Au moment où l’économie canadienne montre des signes de ralentissement, ce troisième budget de la ministre Freeland est encore écrit à l’encre rouge – un déficit de 40 milliards de dollars est prévu durant l’exercice financier 2023-2024. Résultat : le retour à l’équilibre budgétaire demeure un projet lointain et incertain. Le déficit devrait atteindre les 14 milliards de dollars en 2027-2028, selon les projections du ministère des Finances.

Mais la ministre Freeland soutient que ce plan budgétaire de 490 milliards de dollars – les dépenses d’Ottawa totalisaient 347 milliards en 2018-2019 – est taillé sur mesure pour permettre au pays de tirer son épingle du jeu de la transformation économique « la plus importante depuis la révolution industrielle » qui s’amorce.

« Nos alliés et partenaires du monde entier, principalement les États-Unis, investissent massivement pour bâtir des économies propres et les industries carboneutres de demain », a exposé Mme Freeland dans son discours à la Chambre des communes, en faisant allusion aux 378 milliards US en investissements et en crédits d’impôt prévus dans le cadre de l’Inflation Reduction Act (IRA) de l’administration Biden pour accélérer la transition énergétique, entre autres choses.

Énergie propre

Le Canada n’ayant pas à sa disposition le même arsenal financier que les États-Unis, la ministre Freeland propose une série de crédits d’impôt qui pourraient atteindre 82,7 milliards de dollars au cours de la prochaine décennie afin d’attirer des investissements dans le secteur de l’énergie propre.

Des crédits d’impôt remboursables variant de 15 % à 40 % cibleront les projets pour la production d’électricité propre, la fabrication de technologies propres, la production d’hydrogène propre et les projets de captage, d’utilisation et de stockage de carbone, entre autres.

Pour devenir « une superpuissance de l’électricité propre » et répondre à la demande qui devrait doubler d’ici 2050 en raison notamment de l’électrification des transports, Ottawa se montre ouvert à l’idée d’offrir des crédits d’impôt remboursables aux sociétés d’État comme Hydro-Québec et BC Hydro – une première.

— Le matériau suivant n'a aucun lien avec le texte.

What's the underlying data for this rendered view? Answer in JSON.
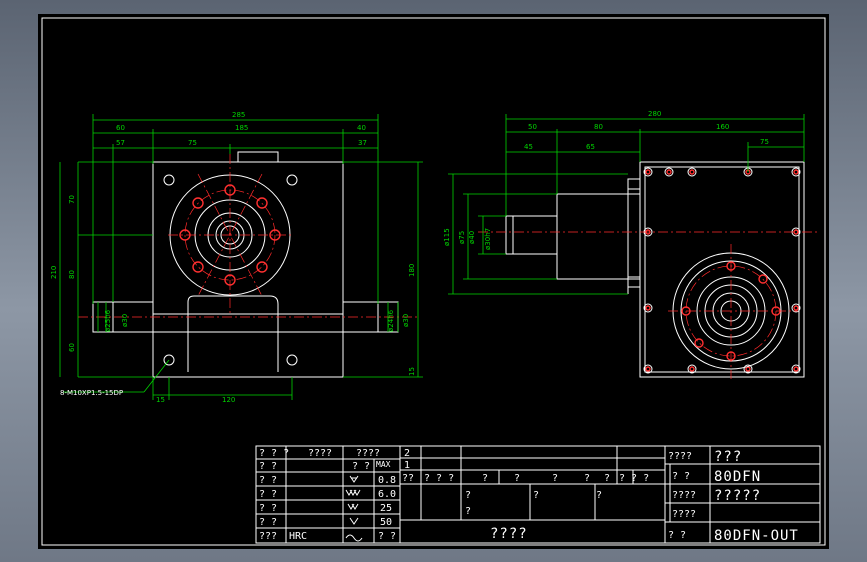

Le gouvernement Trudeau veut aussi mettre davantage à profit la Banque d’infrastructure du Canada pour accélérer la transition énergétique.

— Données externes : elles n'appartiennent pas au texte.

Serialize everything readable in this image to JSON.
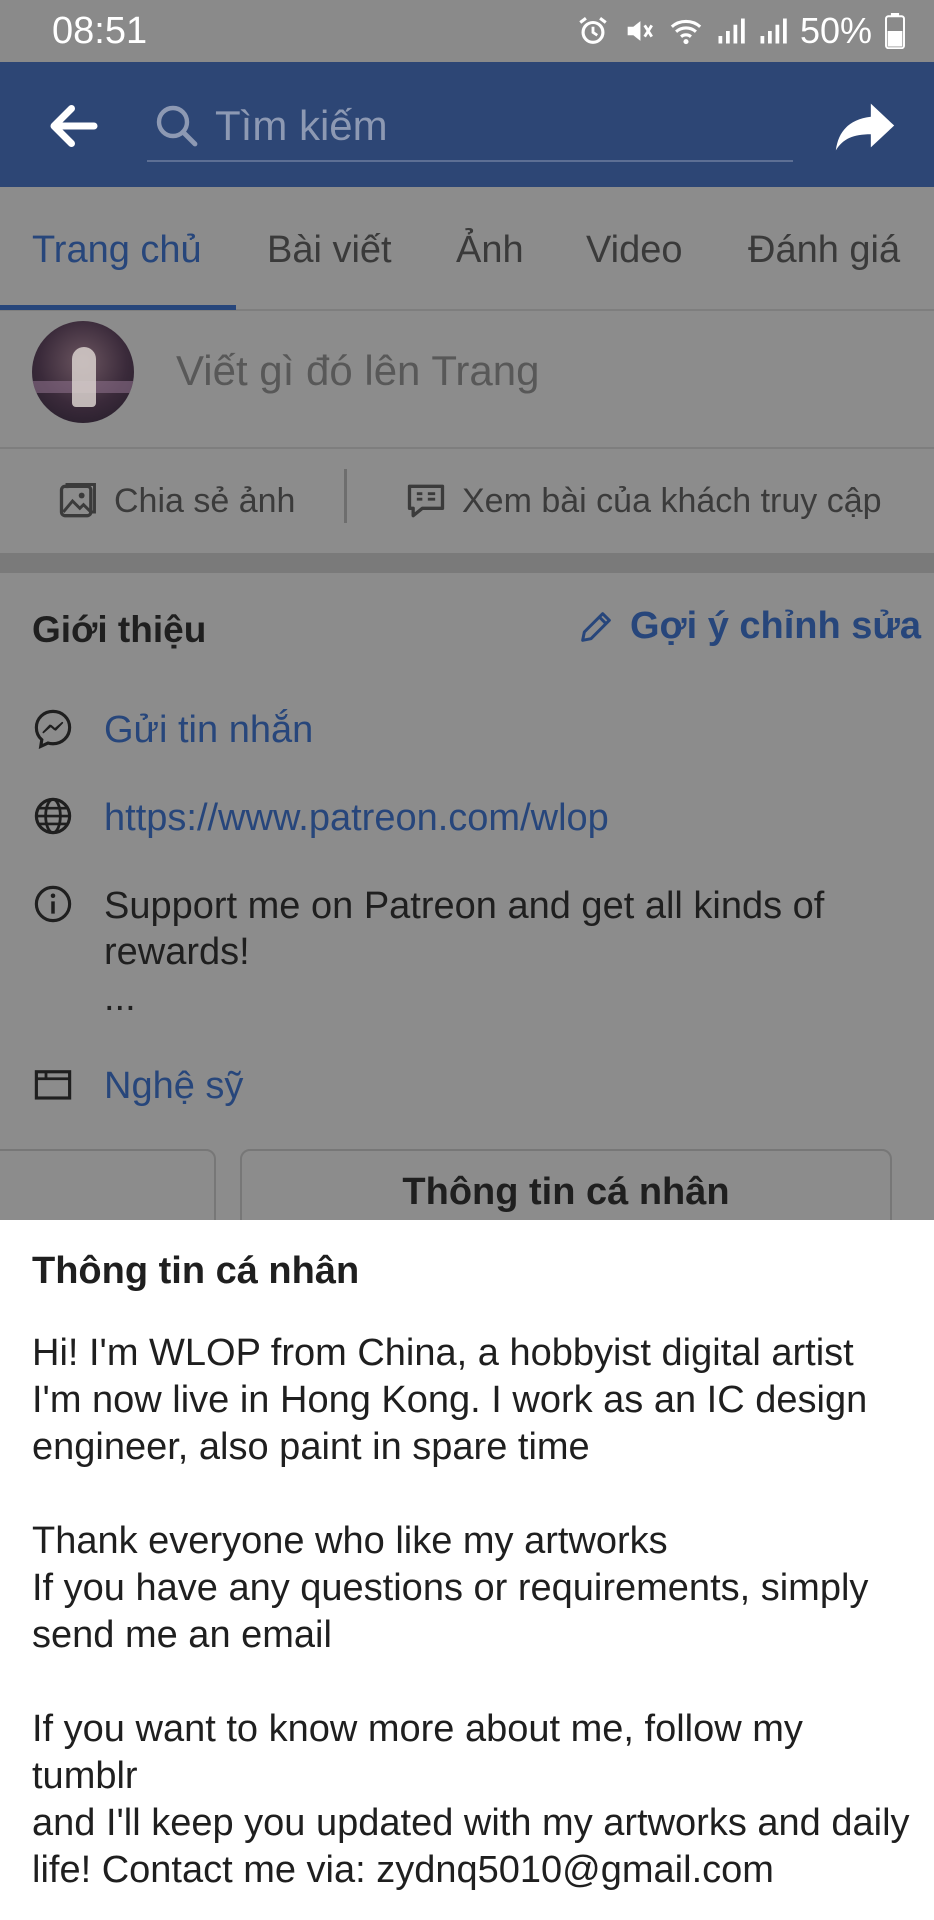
{
  "status_bar": {
    "time": "08:51",
    "battery": "50%",
    "icons": [
      "alarm-icon",
      "mute-icon",
      "wifi-icon",
      "signal-icon",
      "signal-icon",
      "battery-icon"
    ]
  },
  "app_bar": {
    "search_placeholder": "Tìm kiếm"
  },
  "tabs": [
    {
      "label": "Trang chủ",
      "active": true
    },
    {
      "label": "Bài viết",
      "active": false
    },
    {
      "label": "Ảnh",
      "active": false
    },
    {
      "label": "Video",
      "active": false
    },
    {
      "label": "Đánh giá",
      "active": false
    }
  ],
  "composer": {
    "placeholder": "Viết gì đó lên Trang"
  },
  "actions": {
    "share_photo": "Chia sẻ ảnh",
    "visitor_posts": "Xem bài của khách truy cập"
  },
  "intro": {
    "heading": "Giới thiệu",
    "suggest_edit": "Gợi ý chỉnh sửa",
    "send_message": "Gửi tin nhắn",
    "website": "https://www.patreon.com/wlop",
    "about_line": "Support me on Patreon and get all kinds of rewards!",
    "about_more": "...",
    "category": "Nghệ sỹ",
    "card_title": "Thông tin cá nhân"
  },
  "sheet": {
    "title": "Thông tin cá nhân",
    "body": "Hi! I'm WLOP from China, a hobbyist digital artist\nI'm now live in Hong Kong. I work as an IC design engineer, also paint in spare time\n\nThank everyone who like my artworks\nIf you have any questions or requirements, simply send me an email\n\nIf you want to know more about me, follow my tumblr\nand I'll keep you updated with my artworks and daily life! Contact me via: zydnq5010@gmail.com"
  },
  "colors": {
    "brand": "#2d4675",
    "link": "#27467b",
    "dim_overlay": "#8c8c8c"
  }
}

« Remboursement pour l’épicerie »

Face à la hausse du coût de la vie, la ministre Freeland a confirmé que le gouvernement fédéral offrira une aide ciblée aux moins fortunés. Ce « remboursement pour l’épicerie » permettra d’aider 11 millions de ménages canadiens. Cela prendra la forme d’un paiement unique qui sera distribué en crédit TPS. En vertu de cette mesure, une personne seule pourra obtenir jusqu’à 234 $, un couple ayant deux enfants aura droit à un maximum de 467 $ et une personne âgée pourrait recevoir jusqu'à 225 $. « Nous savons tous que nos amis et nos voisins vulnérables subissent encore les conséquences de la hausse des prix », a noté la ministre Freeland.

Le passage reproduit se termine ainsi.